In this thesis methods for interval analysis of tolerance affected analog circuits are investigated. For an efficient implementation, it is crucial to regard possible dependencies in circuit equations. Part and parcel of of this strategy is the handling of fill-in patterns for those parameters related to uncertain components. These patterns arise from linear circuit analysis, where they are used for efficient equation setup. With a view towards the incorporation of the methods in the industrial design flow, procedures are presented, which are capable of the treatment of a large number of tolerance affected components.

First, a brief description of tolerance-related issues and the application of interval analysis in analog circuit design is given. After a short introduction to interval arithmetic and derived algorithms, the basics of analog circuit analysis are explained. Additionally, symbolic preprocessing procedures are suggested for an improved equation formulation.

Then a convenient mathematical formulation for the special structure of matrix equations arising from linear analog circuits is introduced and extended to nonlinear components like diodes and transistors. On the top of this, algorithms tuned for accurate treatment of linear circuit equations are shown. Alternative variants are suggested, which admit the choice between accuracy or computation time reduction. This also includes routines for calculating tight bounds to the variance of the results of complex-valued linear systems from frequency-domain analysis.
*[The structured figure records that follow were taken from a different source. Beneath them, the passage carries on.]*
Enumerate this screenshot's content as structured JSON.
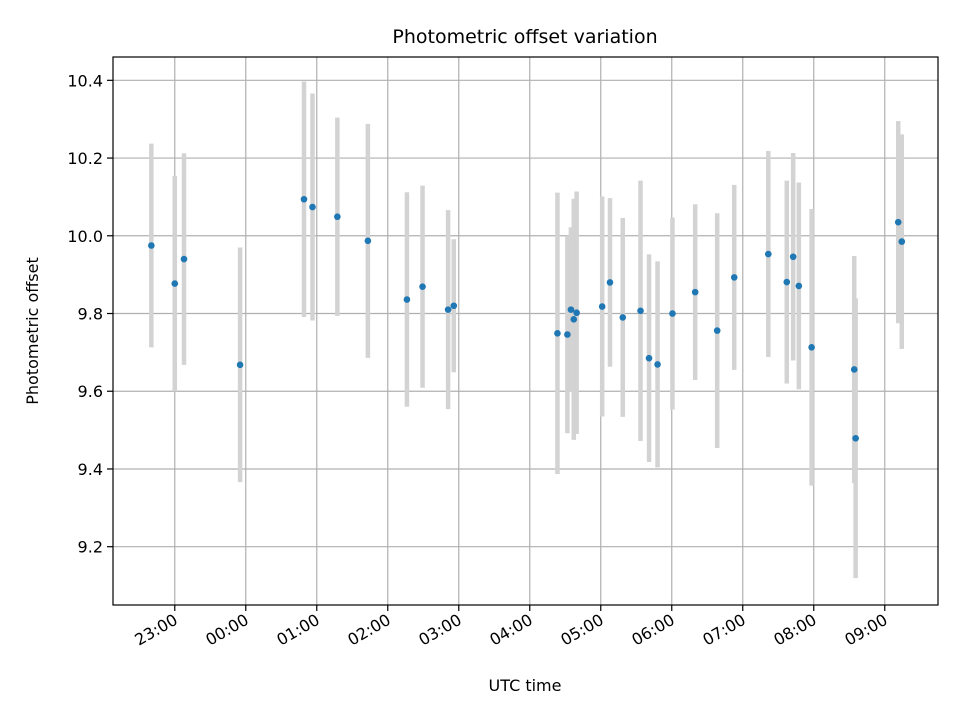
{
  "chart_data": {
    "type": "scatter",
    "title": "Photometric offset variation",
    "xlabel": "UTC time",
    "ylabel": "Photometric offset",
    "x_ticks": [
      "23:00",
      "00:00",
      "01:00",
      "02:00",
      "03:00",
      "04:00",
      "05:00",
      "06:00",
      "07:00",
      "08:00",
      "09:00"
    ],
    "xlim": [
      22.13,
      33.75
    ],
    "ylim": [
      9.05,
      10.46
    ],
    "y_ticks": [
      "9.2",
      "9.4",
      "9.6",
      "9.8",
      "10.0",
      "10.2",
      "10.4"
    ],
    "grid": true,
    "colors": {
      "point": "#1f77b4",
      "errorbar": "#d3d3d3",
      "grid": "#b0b0b0"
    },
    "points": [
      {
        "x": 22.67,
        "y": 9.975,
        "err": 0.262
      },
      {
        "x": 23.0,
        "y": 9.877,
        "err": 0.277
      },
      {
        "x": 23.13,
        "y": 9.94,
        "err": 0.272
      },
      {
        "x": 23.92,
        "y": 9.668,
        "err": 0.302
      },
      {
        "x": 24.82,
        "y": 10.094,
        "err": 0.303
      },
      {
        "x": 24.94,
        "y": 10.074,
        "err": 0.292
      },
      {
        "x": 25.29,
        "y": 10.049,
        "err": 0.255
      },
      {
        "x": 25.72,
        "y": 9.987,
        "err": 0.301
      },
      {
        "x": 26.27,
        "y": 9.836,
        "err": 0.276
      },
      {
        "x": 26.49,
        "y": 9.869,
        "err": 0.26
      },
      {
        "x": 26.85,
        "y": 9.81,
        "err": 0.256
      },
      {
        "x": 26.93,
        "y": 9.82,
        "err": 0.171
      },
      {
        "x": 28.39,
        "y": 9.749,
        "err": 0.362
      },
      {
        "x": 28.53,
        "y": 9.746,
        "err": 0.254
      },
      {
        "x": 28.58,
        "y": 9.81,
        "err": 0.212
      },
      {
        "x": 28.62,
        "y": 9.785,
        "err": 0.31
      },
      {
        "x": 28.66,
        "y": 9.802,
        "err": 0.312
      },
      {
        "x": 29.02,
        "y": 9.818,
        "err": 0.283
      },
      {
        "x": 29.13,
        "y": 9.88,
        "err": 0.217
      },
      {
        "x": 29.31,
        "y": 9.79,
        "err": 0.256
      },
      {
        "x": 29.56,
        "y": 9.807,
        "err": 0.335
      },
      {
        "x": 29.68,
        "y": 9.685,
        "err": 0.267
      },
      {
        "x": 29.8,
        "y": 9.669,
        "err": 0.265
      },
      {
        "x": 30.01,
        "y": 9.8,
        "err": 0.247
      },
      {
        "x": 30.33,
        "y": 9.855,
        "err": 0.226
      },
      {
        "x": 30.64,
        "y": 9.756,
        "err": 0.302
      },
      {
        "x": 30.88,
        "y": 9.893,
        "err": 0.238
      },
      {
        "x": 31.36,
        "y": 9.953,
        "err": 0.265
      },
      {
        "x": 31.62,
        "y": 9.881,
        "err": 0.261
      },
      {
        "x": 31.71,
        "y": 9.946,
        "err": 0.267
      },
      {
        "x": 31.79,
        "y": 9.871,
        "err": 0.266
      },
      {
        "x": 31.97,
        "y": 9.713,
        "err": 0.356
      },
      {
        "x": 32.57,
        "y": 9.656,
        "err": 0.292
      },
      {
        "x": 32.59,
        "y": 9.479,
        "err": 0.36
      },
      {
        "x": 33.19,
        "y": 10.035,
        "err": 0.26
      },
      {
        "x": 33.24,
        "y": 9.985,
        "err": 0.276
      }
    ]
  }
}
Finally, the DC behavior of nonlinear circuits with uncertain parameters is analyzed using an extended interval-Newton solver. In particular, a methodology for computing a verified estimation of solution set around a given operating point is presented.

The algorithms developed in the context are illustrated by giving detailed examples in the environment of the circuit analysis tool Analog Insydes. The usability of the proposed methods in analog circuit design is demonstrated using practical application to real-world devices.